Hulu & Freeform Order Reality Show 'Million Dollar Nannies'
Hulu and Freeform jointly ordered 'Million Dollar Nannies,' a reality series following elite nannies building an agency in Ibiza.
Hulu and Freeform have jointly ordered “Million Dollar Nannies,” a reality series following a cast of young, elite childcare workers who relocate to Ibiza to build a new nanny agency from the ground up.
The show comes from Hi Mom Productions and 3Ball, produced in association with Walt Disney Television. It’s a joint order that puts the series on both platforms simultaneously, a strategy Disney has used before to squeeze maximum audience reach out of unscripted content. Freeform captures the younger linear viewers; Hulu captures the streamers who don’t touch cable. Same show, two front doors.
The premise is exactly what it sounds like. A group of nannies, young and polished and camera-ready, leave behind their previous employers and set up shop on one of Europe’s most photographed party islands. They’re building a business, or at least the show wants you to believe they are. The tension, presumably, comes from watching professionals in a caregiving field try to establish credibility while the backdrop is full of beach clubs and Mediterranean sunsets.
Reality TV doesn’t need to justify itself.
That said, there’s a business case worth taking seriously here. Disney has spent the past two years pruning its content slate, cutting deals, and chasing profitability on Disney+ and Hulu after years of subscriber-driven spending that burned through cash.

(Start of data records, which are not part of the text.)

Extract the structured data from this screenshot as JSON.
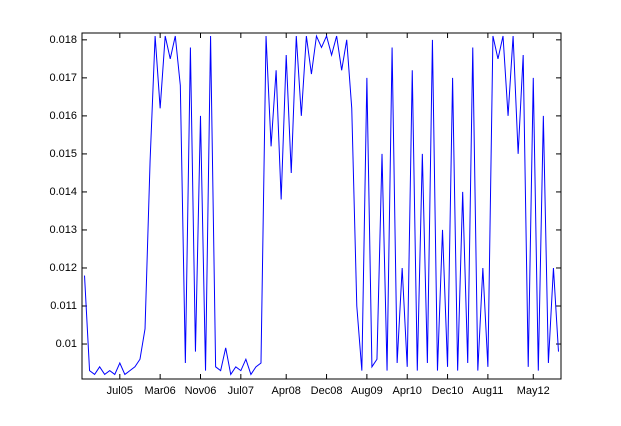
{
  "chart_data": {
    "type": "line",
    "categories": [
      null,
      null,
      null,
      null,
      null,
      null,
      null,
      "Jul05",
      null,
      null,
      null,
      null,
      null,
      null,
      null,
      "Mar06",
      null,
      null,
      null,
      null,
      null,
      null,
      null,
      "Nov06",
      null,
      null,
      null,
      null,
      null,
      null,
      null,
      "Jul07",
      null,
      null,
      null,
      null,
      null,
      null,
      null,
      null,
      "Apr08",
      null,
      null,
      null,
      null,
      null,
      null,
      null,
      "Dec08",
      null,
      null,
      null,
      null,
      null,
      null,
      null,
      "Aug09",
      null,
      null,
      null,
      null,
      null,
      null,
      null,
      "Apr10",
      null,
      null,
      null,
      null,
      null,
      null,
      null,
      "Dec10",
      null,
      null,
      null,
      null,
      null,
      null,
      null,
      "Aug11",
      null,
      null,
      null,
      null,
      null,
      null,
      null,
      null,
      "May12",
      null,
      null,
      null,
      null,
      null
    ],
    "values": [
      0.0118,
      0.0093,
      0.0092,
      0.0094,
      0.0092,
      0.0093,
      0.0092,
      0.0095,
      0.0092,
      0.0093,
      0.0094,
      0.0096,
      0.0104,
      0.0148,
      0.0181,
      0.0162,
      0.0181,
      0.0175,
      0.0181,
      0.0168,
      0.0095,
      0.0178,
      0.0098,
      0.016,
      0.0093,
      0.0181,
      0.0094,
      0.0093,
      0.0099,
      0.0092,
      0.0094,
      0.0093,
      0.0096,
      0.0092,
      0.0094,
      0.0095,
      0.0181,
      0.0152,
      0.0172,
      0.0138,
      0.0176,
      0.0145,
      0.0181,
      0.016,
      0.0181,
      0.0171,
      0.0181,
      0.0178,
      0.0181,
      0.0176,
      0.0181,
      0.0172,
      0.018,
      0.0162,
      0.011,
      0.0093,
      0.017,
      0.0094,
      0.0096,
      0.015,
      0.0093,
      0.0178,
      0.0095,
      0.012,
      0.0094,
      0.0172,
      0.0093,
      0.015,
      0.0095,
      0.018,
      0.0093,
      0.013,
      0.0094,
      0.017,
      0.0093,
      0.014,
      0.0095,
      0.0178,
      0.0093,
      0.012,
      0.0094,
      0.0181,
      0.0175,
      0.0181,
      0.016,
      0.0181,
      0.015,
      0.0176,
      0.0094,
      0.017,
      0.0093,
      0.016,
      0.0095,
      0.012,
      0.0098
    ],
    "color": "#0000ff",
    "ylim": [
      0.00908,
      0.01818
    ],
    "yticks": [
      0.01,
      0.011,
      0.012,
      0.013,
      0.014,
      0.015,
      0.016,
      0.017,
      0.018
    ]
  }
}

Unscripted production costs a fraction of what a scripted drama runs. A show like “Million Dollar Nannies,” shot on location with a small cast, probably costs less per episode than a single day on a prestige drama set. For Disney’s television operation, that math matters a lot right now.
Hi Mom Productions and 3Ball are both established in the unscripted space. 3Ball in particular has a long track record producing competition and lifestyle formats. Pairing them with Walt Disney Television’s production infrastructure means the show has experienced hands managing what can be a chaotic production environment, especially one filming internationally. Ibiza shoots come with their own logistical demands, including permitting, travel, and the general unpredictability of producing reality content in a location that runs on nightlife and tourism.

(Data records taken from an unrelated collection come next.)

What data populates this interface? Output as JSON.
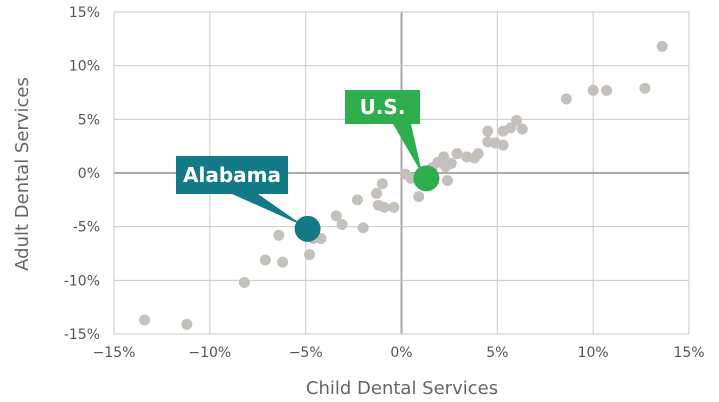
{
  "chart_data": {
    "type": "scatter",
    "title": "",
    "xlabel": "Child Dental Services",
    "ylabel": "Adult Dental Services",
    "xlim": [
      -15,
      15
    ],
    "ylim": [
      -15,
      15
    ],
    "x_ticks": [
      {
        "value": -15,
        "label": "−15%"
      },
      {
        "value": -10,
        "label": "−10%"
      },
      {
        "value": -5,
        "label": "−5%"
      },
      {
        "value": 0,
        "label": "0%"
      },
      {
        "value": 5,
        "label": "5%"
      },
      {
        "value": 10,
        "label": "10%"
      },
      {
        "value": 15,
        "label": "15%"
      }
    ],
    "y_ticks": [
      {
        "value": 15,
        "label": "15%"
      },
      {
        "value": 10,
        "label": "10%"
      },
      {
        "value": 5,
        "label": "5%"
      },
      {
        "value": 0,
        "label": "0%"
      },
      {
        "value": -5,
        "label": "-5%"
      },
      {
        "value": -10,
        "label": "-10%"
      },
      {
        "value": -15,
        "label": "-15%"
      }
    ],
    "grid": true,
    "colors": {
      "points": "#c4c0bc",
      "alabama": "#137a87",
      "us": "#2fae4e",
      "grid": "#c8c8c8",
      "zero_line": "#a9a9a9"
    },
    "points": [
      {
        "x": -13.4,
        "y": -13.7
      },
      {
        "x": -11.2,
        "y": -14.1
      },
      {
        "x": -8.2,
        "y": -10.2
      },
      {
        "x": -7.1,
        "y": -8.1
      },
      {
        "x": -6.2,
        "y": -8.3
      },
      {
        "x": -6.4,
        "y": -5.8
      },
      {
        "x": -4.8,
        "y": -7.6
      },
      {
        "x": -4.6,
        "y": -6.1
      },
      {
        "x": -4.2,
        "y": -6.1
      },
      {
        "x": -3.4,
        "y": -4.0
      },
      {
        "x": -3.1,
        "y": -4.8
      },
      {
        "x": -2.3,
        "y": -2.5
      },
      {
        "x": -2.0,
        "y": -5.1
      },
      {
        "x": -1.2,
        "y": -3.0
      },
      {
        "x": -1.3,
        "y": -1.9
      },
      {
        "x": -0.9,
        "y": -3.2
      },
      {
        "x": -1.0,
        "y": -1.0
      },
      {
        "x": -0.4,
        "y": -3.2
      },
      {
        "x": 0.2,
        "y": -0.1
      },
      {
        "x": 0.5,
        "y": -0.5
      },
      {
        "x": 0.9,
        "y": -2.2
      },
      {
        "x": 1.1,
        "y": -0.3
      },
      {
        "x": 1.6,
        "y": 0.5
      },
      {
        "x": 1.9,
        "y": 1.0
      },
      {
        "x": 2.2,
        "y": 1.5
      },
      {
        "x": 2.4,
        "y": -0.7
      },
      {
        "x": 2.3,
        "y": 0.6
      },
      {
        "x": 2.6,
        "y": 0.9
      },
      {
        "x": 2.9,
        "y": 1.8
      },
      {
        "x": 3.4,
        "y": 1.5
      },
      {
        "x": 3.8,
        "y": 1.4
      },
      {
        "x": 4.0,
        "y": 1.8
      },
      {
        "x": 4.5,
        "y": 3.9
      },
      {
        "x": 4.5,
        "y": 2.9
      },
      {
        "x": 4.9,
        "y": 2.8
      },
      {
        "x": 5.3,
        "y": 2.6
      },
      {
        "x": 5.3,
        "y": 3.9
      },
      {
        "x": 5.7,
        "y": 4.2
      },
      {
        "x": 6.0,
        "y": 4.9
      },
      {
        "x": 6.3,
        "y": 4.1
      },
      {
        "x": 8.6,
        "y": 6.9
      },
      {
        "x": 10.0,
        "y": 7.7
      },
      {
        "x": 10.7,
        "y": 7.7
      },
      {
        "x": 12.7,
        "y": 7.9
      },
      {
        "x": 13.6,
        "y": 11.8
      }
    ],
    "highlights": [
      {
        "key": "alabama",
        "label": "Alabama",
        "x": -4.9,
        "y": -5.2
      },
      {
        "key": "us",
        "label": "U.S.",
        "x": 1.3,
        "y": -0.5
      }
    ]
  }
}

Not scripted. Not cheap to market. But cheap to make.
Freeform’s involvement is worth watching closely. The network has cycled through identity shifts over the years, moving away from its ABC Family roots and searching for a consistent brand with young adult viewers. A show about young professionals navigating ambition, relationships, and an exotic location fits the Freeform wheelhouse, at least in theory. Whether audiences actually follow is the harder question, and Disney will have Hulu data to answer it faster than linear ratings ever could.

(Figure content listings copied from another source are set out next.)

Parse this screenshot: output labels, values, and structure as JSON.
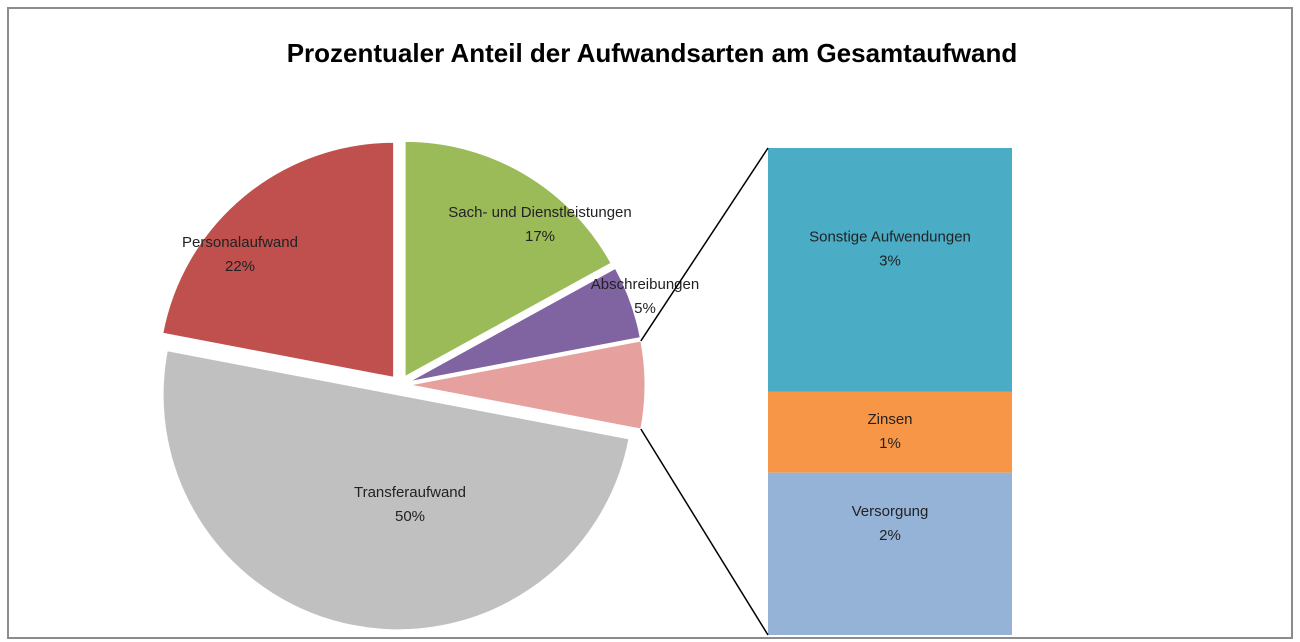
{
  "chart_data": {
    "type": "pie-of-bar",
    "title": "Prozentualer Anteil der Aufwandsarten am Gesamtaufwand",
    "categories": [
      "Personalaufwand",
      "Sach- und Dienstleistungen",
      "Abschreibungen",
      "Transferaufwand"
    ],
    "values": [
      22,
      17,
      5,
      50
    ],
    "value_labels": [
      "22%",
      "17%",
      "5%",
      "50%"
    ],
    "colors": [
      "#c0504d",
      "#9bbb59",
      "#8064a2",
      "#c0c0c0"
    ],
    "bar": {
      "categories": [
        "Sonstige Aufwendungen",
        "Zinsen",
        "Versorgung"
      ],
      "values": [
        3,
        1,
        2
      ],
      "value_labels": [
        "3%",
        "1%",
        "2%"
      ],
      "colors": [
        "#4bacc6",
        "#f79646",
        "#95b3d7"
      ]
    },
    "other_color": "#e6a09e"
  }
}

Variety first reported the order, describing the cast as a “young group of elite nannies” who move to Ibiza to launch their agency. The phrasing is doing a lot of work. “Elite nannies” signals aspiration and money. “Ibiza” signals youth and excess. The combination is engineered to generate conversation before a single frame airs, which is exactly how you market an unscripted show in an environment where a thousand other titles are competing for the same scrolling thumb on the same streaming interface.
From Burbank’s perspective, the production infrastructure behind “Million Dollar Nannies” runs through Walt Disney Television’s operations on the Burbank lot. That means development, production oversight, post-production coordination, and deal-making all flow through the same facilities and staff that handle Disney’s broader television output. When Disney orders a show, even an overseas reality series about nannies in the Mediterranean, work lands on desks here.
The FCC’s media ownership records and public filings show just how consolidated the distribution pipeline has become, with a handful of parent companies controlling both the production and the broadcast windows for most of what Americans watch. Disney’s dual-platform play with “Million Dollar Nannies” is a clean example of that integration working in real time. The show doesn’t need to break ratings records to succeed. It needs to perform well enough on Hulu’s engagement metrics to justify another season, and unscripted formats have a low enough cost floor that “well enough” isn’t a very high bar.
No premiere date has been announced for “Million Dollar Nannies” as of April 2026. Production logistics for an Ibiza-based shoot suggest a summer or fall window is most likely, though Disney hasn’t confirmed a timeline publicly. What the Screen Actors Guild contract landscape looks like for an international unscripted production of this kind will also shape the schedule, given ongoing negotiations over reality performer protections that have picked up momentum this year.